Saturday Night Live's ISIS commercial parody ignites debate

A provocative Saturday Night Live skit about the Islamic State in Iraq and Syria's recruitment of Westerners (especially teenage girls) to fight abroad is causing fierce debate.

The commercial parody, which aired over the weekend, featured guest host Dakota Johnson, who stars in the film adaptation of erotic best-seller Fifty Shades of Grey, as a teenage girl who is saying goodbye to her father.

The audience is led to believe she's leaving for college, and her father is despondent yet understanding of his daughter's next step into adulthood. But then the character's true plan is revealed: "It's just ISIS, dad," Johnson's character says.
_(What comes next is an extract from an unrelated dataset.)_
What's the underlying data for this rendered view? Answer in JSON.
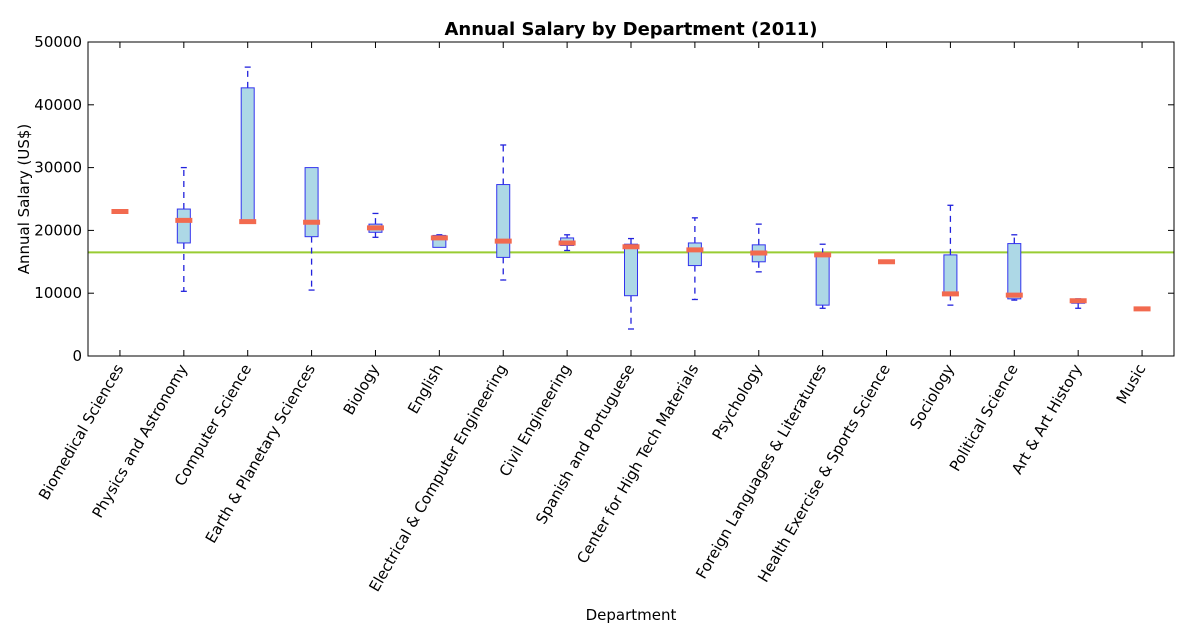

Further in the skit, cast member Taran Killam, who plays Johnson's father, tells the ISIS recruiter to "take good care" of his daughter, to which the ISIS member replies: "Death to America!"

Media columnists had lots to say about the skit – pro and con. And it was a hot topic on social media, where some called it "humorous" and others "horrible."

SNL is no stranger to igniting debate with its sketches — something that Killam clearly supports:

"Proud of this. Freedom to mock is our greatest weapon. Thanks to the writers who asked not to be mentioned by name," Killamsaid on Twitter.

The skit, which was no longer available on YouTube in Canada Monday evening, ran on the heels of two major international stories involving Westerners travelling to the Middle East to join ISIS, including three British schoolgirls and three men from the U.S., who were arrested on charges of plotting to travel to Syria to join ISIS and wage war against the U.S.